I had seen this before. Allie, who lives with me two nights a week, is a lean rope of a kid who prides herself on having some grit. Consider her recent fourth-grade camping trip in the woods near our Portland, Oregon, home. When Henry C. dazzled everyone present by jumping off a junior-size cliff into the Clackamas River 42 times, Allie merely waited for him to leave and then seized top honors by making 45 jumps. Over the years, she and I have cross-country skied in blizzards, gone summer sledding on glaciers, and sneaked into cow pastures to step gingerly past snorting bulls.
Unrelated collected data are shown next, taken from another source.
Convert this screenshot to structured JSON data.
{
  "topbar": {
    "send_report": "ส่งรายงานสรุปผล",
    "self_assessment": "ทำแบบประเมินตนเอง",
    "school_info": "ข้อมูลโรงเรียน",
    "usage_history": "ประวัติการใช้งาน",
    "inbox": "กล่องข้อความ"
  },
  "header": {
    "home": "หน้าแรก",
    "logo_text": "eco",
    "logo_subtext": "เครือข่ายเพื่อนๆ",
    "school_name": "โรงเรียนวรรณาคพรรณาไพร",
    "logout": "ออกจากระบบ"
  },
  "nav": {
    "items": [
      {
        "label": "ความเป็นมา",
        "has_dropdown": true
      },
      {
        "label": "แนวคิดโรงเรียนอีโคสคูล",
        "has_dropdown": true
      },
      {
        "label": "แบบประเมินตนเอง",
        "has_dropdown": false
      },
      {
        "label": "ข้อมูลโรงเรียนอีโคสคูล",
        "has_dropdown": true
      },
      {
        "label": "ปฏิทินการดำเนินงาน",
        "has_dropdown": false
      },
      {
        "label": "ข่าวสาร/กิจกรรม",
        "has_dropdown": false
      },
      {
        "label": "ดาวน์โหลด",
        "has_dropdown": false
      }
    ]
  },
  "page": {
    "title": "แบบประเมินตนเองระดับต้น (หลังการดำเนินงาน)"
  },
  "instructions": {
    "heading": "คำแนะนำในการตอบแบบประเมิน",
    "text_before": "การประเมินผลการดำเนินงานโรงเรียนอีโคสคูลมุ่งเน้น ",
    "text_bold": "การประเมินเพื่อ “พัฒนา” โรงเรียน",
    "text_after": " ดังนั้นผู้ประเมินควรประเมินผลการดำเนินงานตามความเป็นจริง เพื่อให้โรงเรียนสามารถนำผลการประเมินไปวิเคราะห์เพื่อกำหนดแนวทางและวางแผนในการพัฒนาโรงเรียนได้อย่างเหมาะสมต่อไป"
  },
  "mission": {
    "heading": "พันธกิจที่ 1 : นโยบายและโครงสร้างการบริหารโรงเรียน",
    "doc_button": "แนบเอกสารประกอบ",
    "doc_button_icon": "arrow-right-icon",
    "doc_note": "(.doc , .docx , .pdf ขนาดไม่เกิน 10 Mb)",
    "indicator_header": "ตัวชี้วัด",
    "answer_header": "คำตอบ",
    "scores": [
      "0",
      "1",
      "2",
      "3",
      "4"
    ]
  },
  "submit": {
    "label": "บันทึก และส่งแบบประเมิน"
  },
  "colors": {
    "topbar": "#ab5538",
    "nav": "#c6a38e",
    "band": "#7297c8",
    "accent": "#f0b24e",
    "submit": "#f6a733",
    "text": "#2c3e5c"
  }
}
But those were day trips, mostly, or weekend getaways, and last year Allie began to dream of a grander, more far-flung expedition. At the time, she was absorbed in a series of six books in the American Girls Collection about a fictional Nez Percé Indian child, Kaya, a Pocahantas lookalike who rode horses and slept in tepees in the 1760s. Allie was intrigued to learn that there is a present tense to the story—that the Nez Percé are, with many other nations, reviving their almost extinct tribal language, and that the Sioux are starting to ranch great herds of buffalo on their reservations. The Native American renaissance is, of course, shadowed by the darker, longer story of reservations—alcoholism and poverty. Still, Allie wanted to see what life was like in Indian country, and the word Alaska, with that aah sound at the end, suggestive of great northern adventure, had a certain tug on us. We flew up to Ketchikan, along with a host of others intent on kayaking and fly-fishing in southeast Alaska, and then rode a ferry west to the sparsely developed Prince of Wales Island, where a taxi took us 25 miles down island to Hydaburg.
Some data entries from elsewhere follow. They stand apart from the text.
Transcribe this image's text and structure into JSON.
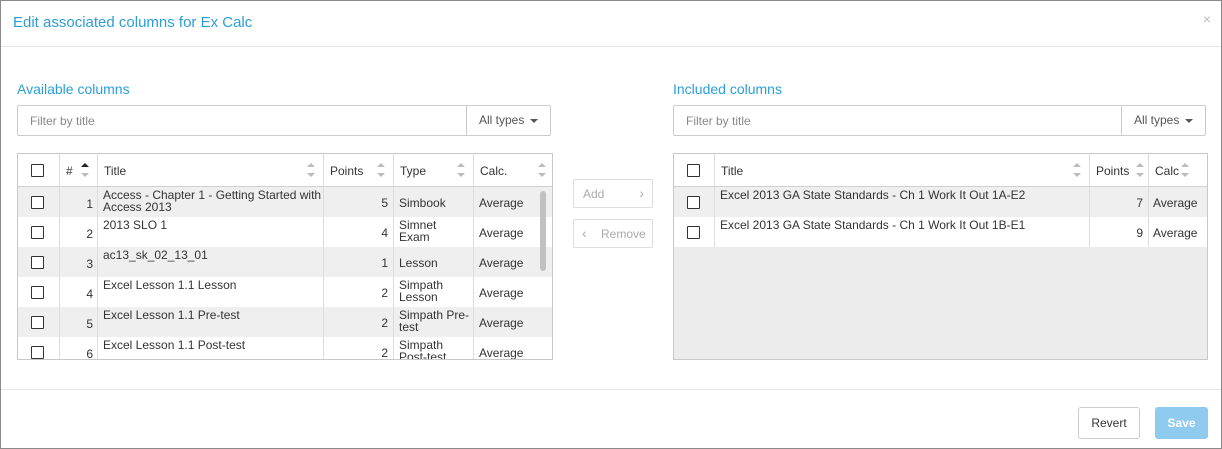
{
  "dialog": {
    "title": "Edit associated columns for Ex Calc",
    "close_glyph": "×"
  },
  "available": {
    "label": "Available columns",
    "filter_placeholder": "Filter by title",
    "type_filter": "All types",
    "headers": {
      "num": "#",
      "title": "Title",
      "points": "Points",
      "type": "Type",
      "calc": "Calc."
    },
    "rows": [
      {
        "num": "1",
        "title": "Access - Chapter 1 - Getting Started with Access 2013",
        "points": "5",
        "type": "Simbook",
        "calc": "Average"
      },
      {
        "num": "2",
        "title": "2013 SLO 1",
        "points": "4",
        "type": "Simnet Exam",
        "calc": "Average"
      },
      {
        "num": "3",
        "title": "ac13_sk_02_13_01",
        "points": "1",
        "type": "Lesson",
        "calc": "Average"
      },
      {
        "num": "4",
        "title": "Excel Lesson 1.1 Lesson",
        "points": "2",
        "type": "Simpath Lesson",
        "calc": "Average"
      },
      {
        "num": "5",
        "title": "Excel Lesson 1.1 Pre-test",
        "points": "2",
        "type": "Simpath Pre-test",
        "calc": "Average"
      },
      {
        "num": "6",
        "title": "Excel Lesson 1.1 Post-test",
        "points": "2",
        "type": "Simpath Post-test",
        "calc": "Average"
      }
    ]
  },
  "transfer": {
    "add_label": "Add",
    "add_icon": "›",
    "remove_label": "Remove",
    "remove_icon": "‹"
  },
  "included": {
    "label": "Included columns",
    "filter_placeholder": "Filter by title",
    "type_filter": "All types",
    "headers": {
      "title": "Title",
      "points": "Points",
      "calc": "Calc"
    },
    "rows": [
      {
        "title": "Excel 2013 GA State Standards - Ch 1 Work It Out 1A-E2",
        "points": "7",
        "calc": "Average"
      },
      {
        "title": "Excel 2013 GA State Standards - Ch 1 Work It Out 1B-E1",
        "points": "9",
        "calc": "Average"
      }
    ]
  },
  "footer": {
    "revert_label": "Revert",
    "save_label": "Save"
  },
  "colors": {
    "accent": "#2a9fd6",
    "save_button": "#8ecbef",
    "row_alt": "#efefef"
  }
}
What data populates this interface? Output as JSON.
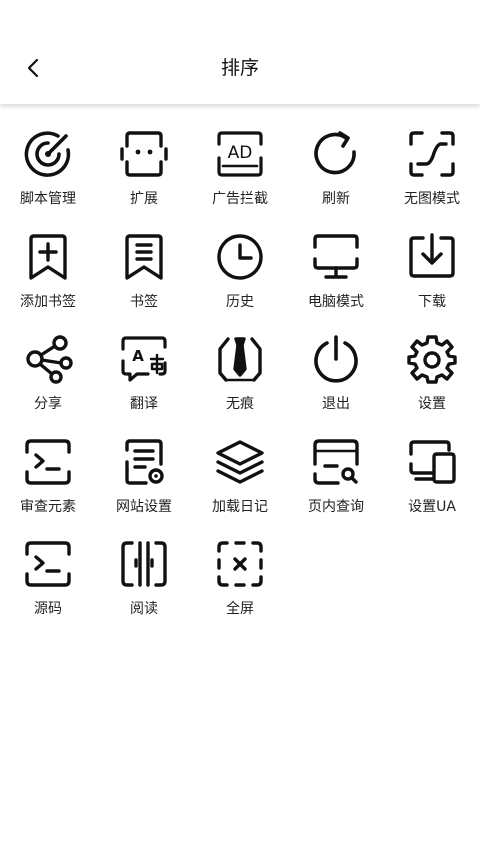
{
  "header": {
    "title": "排序",
    "back_icon": "back-arrow-icon"
  },
  "items": [
    {
      "label": "脚本管理",
      "icon": "script-target-icon"
    },
    {
      "label": "扩展",
      "icon": "robot-extension-icon"
    },
    {
      "label": "广告拦截",
      "icon": "ad-block-icon"
    },
    {
      "label": "刷新",
      "icon": "refresh-icon"
    },
    {
      "label": "无图模式",
      "icon": "no-image-icon"
    },
    {
      "label": "添加书签",
      "icon": "add-bookmark-icon"
    },
    {
      "label": "书签",
      "icon": "bookmark-icon"
    },
    {
      "label": "历史",
      "icon": "clock-history-icon"
    },
    {
      "label": "电脑模式",
      "icon": "desktop-icon"
    },
    {
      "label": "下载",
      "icon": "download-icon"
    },
    {
      "label": "分享",
      "icon": "share-icon"
    },
    {
      "label": "翻译",
      "icon": "translate-icon"
    },
    {
      "label": "无痕",
      "icon": "incognito-icon"
    },
    {
      "label": "退出",
      "icon": "power-icon"
    },
    {
      "label": "设置",
      "icon": "gear-icon"
    },
    {
      "label": "审查元素",
      "icon": "terminal-icon"
    },
    {
      "label": "网站设置",
      "icon": "site-settings-icon"
    },
    {
      "label": "加载日记",
      "icon": "layers-icon"
    },
    {
      "label": "页内查询",
      "icon": "page-search-icon"
    },
    {
      "label": "设置UA",
      "icon": "devices-icon"
    },
    {
      "label": "源码",
      "icon": "source-code-icon"
    },
    {
      "label": "阅读",
      "icon": "reader-icon"
    },
    {
      "label": "全屏",
      "icon": "fullscreen-icon"
    }
  ]
}
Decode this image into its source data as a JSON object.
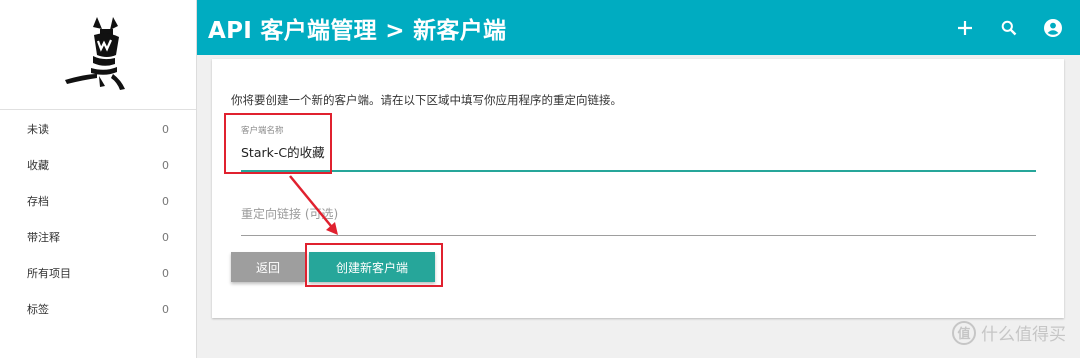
{
  "header": {
    "title": "API 客户端管理 > 新客户端",
    "add_icon": "plus-icon",
    "search_icon": "search-icon",
    "account_icon": "account-circle-icon",
    "color": "#00acc1"
  },
  "sidebar": {
    "logo_icon": "wallabag-logo-icon",
    "items": [
      {
        "label": "未读",
        "count": "0"
      },
      {
        "label": "收藏",
        "count": "0"
      },
      {
        "label": "存档",
        "count": "0"
      },
      {
        "label": "带注释",
        "count": "0"
      },
      {
        "label": "所有项目",
        "count": "0"
      },
      {
        "label": "标签",
        "count": "0"
      }
    ]
  },
  "form": {
    "intro": "你将要创建一个新的客户端。请在以下区域中填写你应用程序的重定向链接。",
    "client_name_label": "客户端名称",
    "client_name_value": "Stark-C的收藏",
    "redirect_placeholder": "重定向链接 (可选)",
    "back_label": "返回",
    "create_label": "创建新客户端",
    "accent_color": "#26a69a"
  },
  "watermark": {
    "logo_char": "值",
    "text": "什么值得买"
  }
}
The bear's eyes locked with mine. "Allie," I said, "sing the 'Happy Birthday' song." We both did, with gusto, until the bear scampered away, back into the woods.
The larger of two Alaska towns with a nearly all-Haida populace, Hydaburg was established by the federal government in 1912, when 350 Haida (about the same number as today) lived in cedar longhouses, harvesting salmon and seaweed and carving the deities of their two primary clans, eagles and ravens, onto the totem poles they placed by their homes to announce their bloodlines. Today, the 20 poles in Hydaburg's totem park are surrounded by prefab houses, satellite dishes, and all-terrain vehicles rusting in the salt air. We found an ad hoc B&B in town, a detached trailer rented by a woman named Pansy who makes splendid pancakes. That's where we stayed, for $20 a night.
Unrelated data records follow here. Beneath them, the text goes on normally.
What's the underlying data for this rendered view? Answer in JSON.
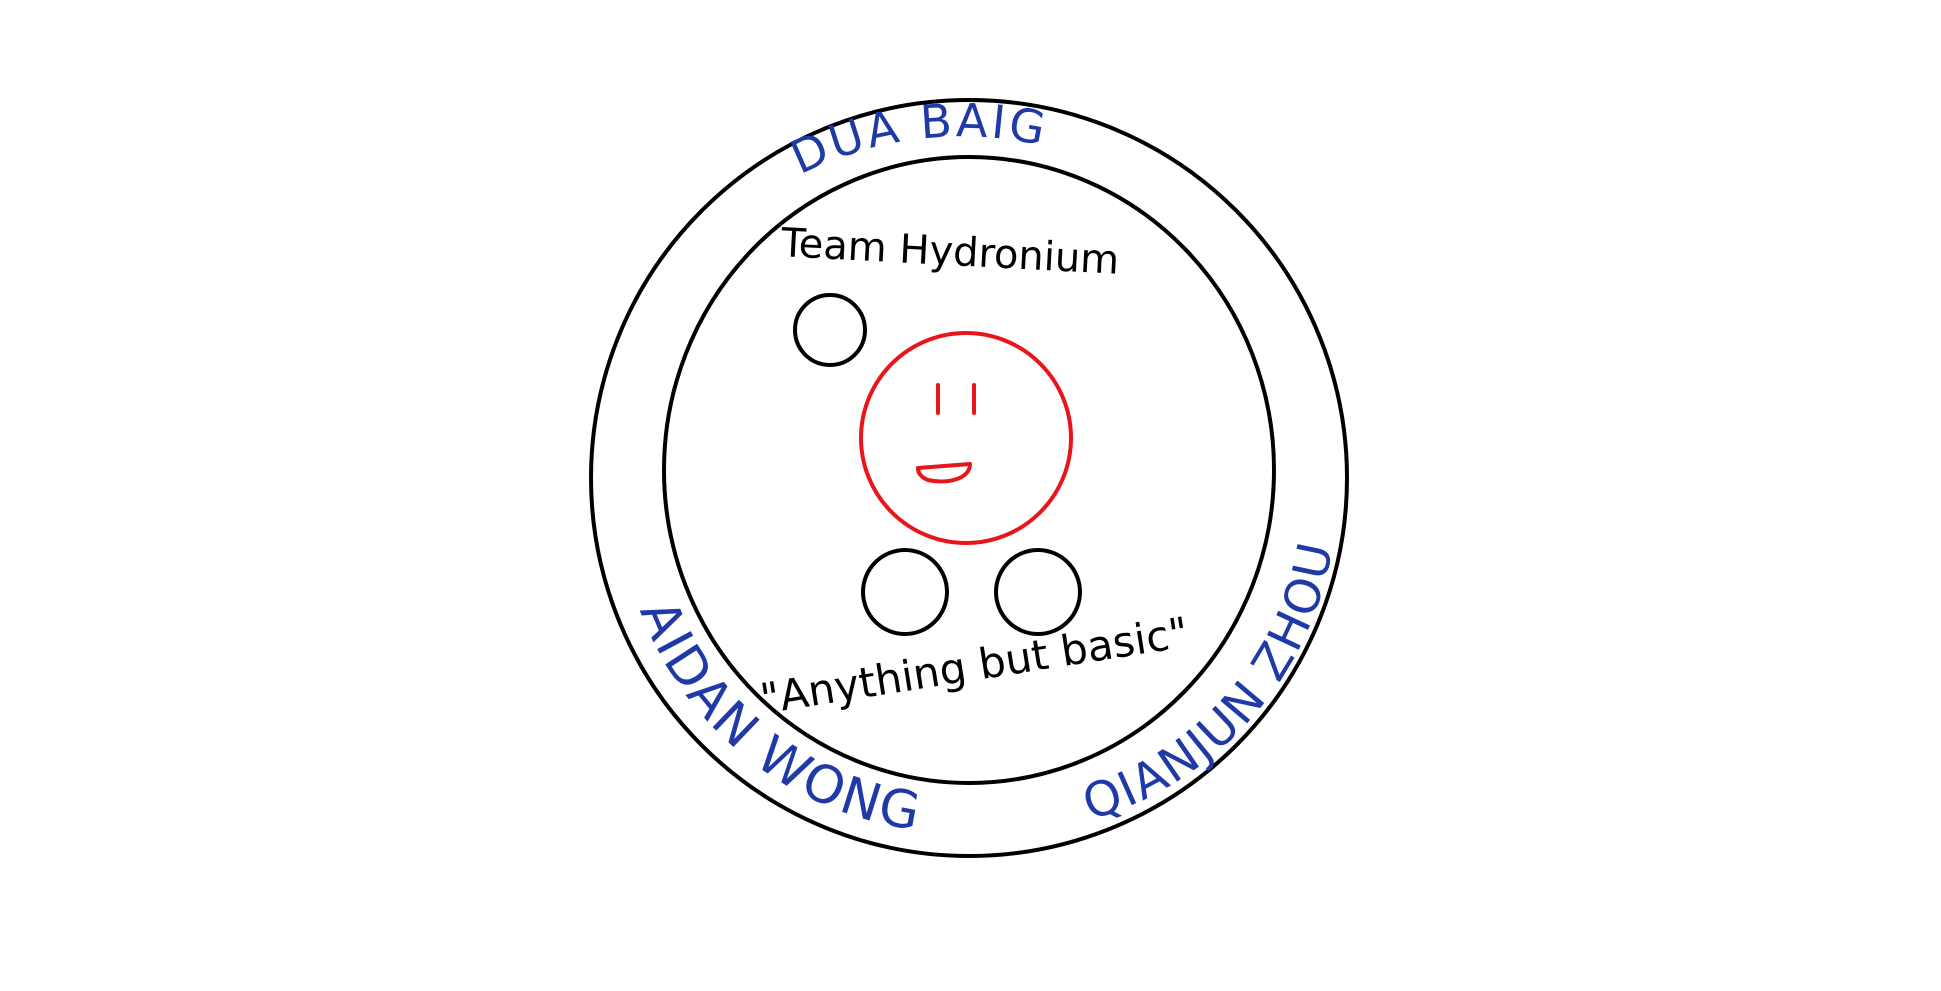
{
  "logo": {
    "top_name": "DUA BAIG",
    "left_name": "AIDAN WONG",
    "right_name": "QIANJUN ZHOU",
    "team_name": "Team Hydronium",
    "motto": "\"Anything but basic\"",
    "colors": {
      "background": "#ffffff",
      "outline": "#000000",
      "names": "#1f3aa6",
      "face": "#e8161b"
    }
  }
}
On our first morning in Hydaburg we visited a retired fisherman, Claude Morrison, who at 93 is one of a handful of Hydaburg elders who still speak fluent Haida. (His grandmother taught him secretly, in defiance of his Presbyterian schoolteachers.) Allie and I entered his living room performing a sort of skit, a snippet of Haida dialogue we'd learned on the Internet, as he sat in his aqua easy chair, hale and white-haired and straining to hear.
"Sánuu dang gíidang?" I asked with all the aplomb of a Texas oilman parlez-ing francais. How are you?
Allie paused, hand on hip, sifting through, it seemed, a vast library of possible responses. "Díi láagang," she shrugged finally. I'm fine.
Morrison laughed. "Good," he said. "It's good to hear young people speak Haida, but it's more like"his mouth yawed open now and he accessed a muscle very deep in his throat, so the word gíidang came out with a low guttural dip in the middle. It was a sound that seemed somehow underwater—a sound from a different world, really. Haida language classes started up last summer at Hydaburg's city hall, but no one will ever speak Haida as a first language again, and the old traditions that Morrison grew up with—gathering cedar bark to make baskets, say, and hunting deer—are diluted by popular culture. Haida kids are now wont to bead the image of Bart Simpson onto handbags and bracelets.
Morrison asked us to try again, to go for that deep, guttural sound. We did, both Allie and I, and then Morrison just shook his head, smiling, as if to say, "Oh, well, forget it." He chatted with us a moment, and then sent us away with a can of sockeye salmon he'd put up himself.